Eifelheim - Michael Flynn [159]
He feared to press the matter further and left the cottage shortly after with Gregor. Outside, the mason rubbed his injured finger absently. “She is a sweet woman, if a simple one. And she may not be entirely wrong about the demons. It may be as Joachim says—the supreme test. But who is tested? Do we lead them to humility, or do they lead us to vengeance? Knowing men, I fear the second.”
AT BREAKFAST the next morning, the Kratzer opened a flask that he kept in his scrip. The contents proved a murky broth, which the Krenk stirred into his porridge. He screwed the cork back into place, but sat frozen with the flask in hand for some time before returning it to his scrip. The Kratzer pulled a spoonful of porridge to his lips, hesitated, then returned spoon and contents to the bowl and pushed it away. Dietrich and Joachim exchanged puzzled glances, and the Minorite rose from his seat and went to the pot to check the porridge.
“Does it fill, but not nourish?” Dietrich asked in jest, remembering what Gregor had said the day before.
The Kratzer responded with that stillness in which his folk seemed to turn to stone. Always unnerving to Dietrich, the gesture became suddenly clear. Certain animals responded to danger by likewise remaining still. “What is wrong?” Dietrich asked.
The Kratzer stirred his porridge. “I ought not speak of it.” Dietrich waited and Joachim watched with a puzzled frown. He ladled porridge into his own bowl but, although he had to reach past the Kratzer to do so, the Krenk did not move.
“I have heard some among you,” the Kratzer said at last, “speak of a famine that befell many years ago.”
“More than thirty years past,” Dietrich said. “I had been lately received into orders and Joachim was not even born. It rained mightily for two years and the crops drowned in the fields from Paris to the Polish marches. There had been small hungers before, but in those years there was no grain anywhere in Europe.”

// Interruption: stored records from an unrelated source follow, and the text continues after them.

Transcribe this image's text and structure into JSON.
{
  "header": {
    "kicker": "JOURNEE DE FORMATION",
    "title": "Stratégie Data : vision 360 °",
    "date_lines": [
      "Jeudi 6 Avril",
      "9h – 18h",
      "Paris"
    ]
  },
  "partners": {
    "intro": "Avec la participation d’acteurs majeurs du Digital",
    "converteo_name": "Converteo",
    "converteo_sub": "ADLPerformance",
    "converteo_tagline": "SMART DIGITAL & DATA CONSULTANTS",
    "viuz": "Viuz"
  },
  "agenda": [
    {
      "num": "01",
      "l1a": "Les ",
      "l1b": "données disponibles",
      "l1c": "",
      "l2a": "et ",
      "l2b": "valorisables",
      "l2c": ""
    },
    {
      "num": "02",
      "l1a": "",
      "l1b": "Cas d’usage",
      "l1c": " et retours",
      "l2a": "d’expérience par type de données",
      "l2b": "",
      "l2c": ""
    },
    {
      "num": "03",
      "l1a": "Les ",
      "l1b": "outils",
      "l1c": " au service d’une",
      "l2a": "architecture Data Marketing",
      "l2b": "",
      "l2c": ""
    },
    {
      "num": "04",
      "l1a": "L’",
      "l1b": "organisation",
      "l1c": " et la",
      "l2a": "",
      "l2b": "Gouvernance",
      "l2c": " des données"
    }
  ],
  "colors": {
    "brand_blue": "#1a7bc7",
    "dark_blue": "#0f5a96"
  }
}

The Kratzer rubbed his forearms together forcefully. “I was told that people ate grass,” he said, “to fill their bellies—but the grass did not sustain them.”
Dietrich stopped eating and stared at the Krenk.
“What?” Joachim asked, sitting down.
Dietrich sensed the sidelong glance of the creature, who remained otherwise entranced by some inner vision. “How much longer,” he asked the Kratzer, “will your particular stores last?”
“We have eked them out since the beginning, but drop-by-drop even the mightiest sea must one day empty. Some hold out great ‘hope,’ but their way is hard, perhaps too hard for some of us. It has pleased me,” he added, “that your ‘early time’ came before the end. I should have missed seeing your flowers bloom, and your trees come back to life.”
Dietrich looked on his guest with horror and pity. “Hans and Gottfried may yet repair—”
The Kratzer kratzled his forearms. “That cow comes not off the ice.”
PRAYING A horse from Everard, Dietrich sped to the Krenkish encampment, where he found Hans, Gottfried, and four others in the lower apartment of the strange vessel, clustered around a “circuit” illustration, and making a great chitter of discussion. “Is it true,” Dietrich demanded bursting in, “that your folk will soon starve?”
The Krenken paused in their work and Hans and Gottfried, who wore head-harnesses, turned about to face the door.
“Someone has told you,” Hans said.
“‘Jaws have hinges,’” Gottfried commented.
“But is it true?” insisted Dietrich.
“It has truth,” Hans said. “There are certain … materials—acids is your alchemic word—which are essential for life. Perhaps four score of these acids befall in nature—and we Krenken need one-and-twenty of them to live. Our bodies produce naturally nine, so we must from our food and drink obtain the others. That food which you have shared with us holds eleven of those twelve.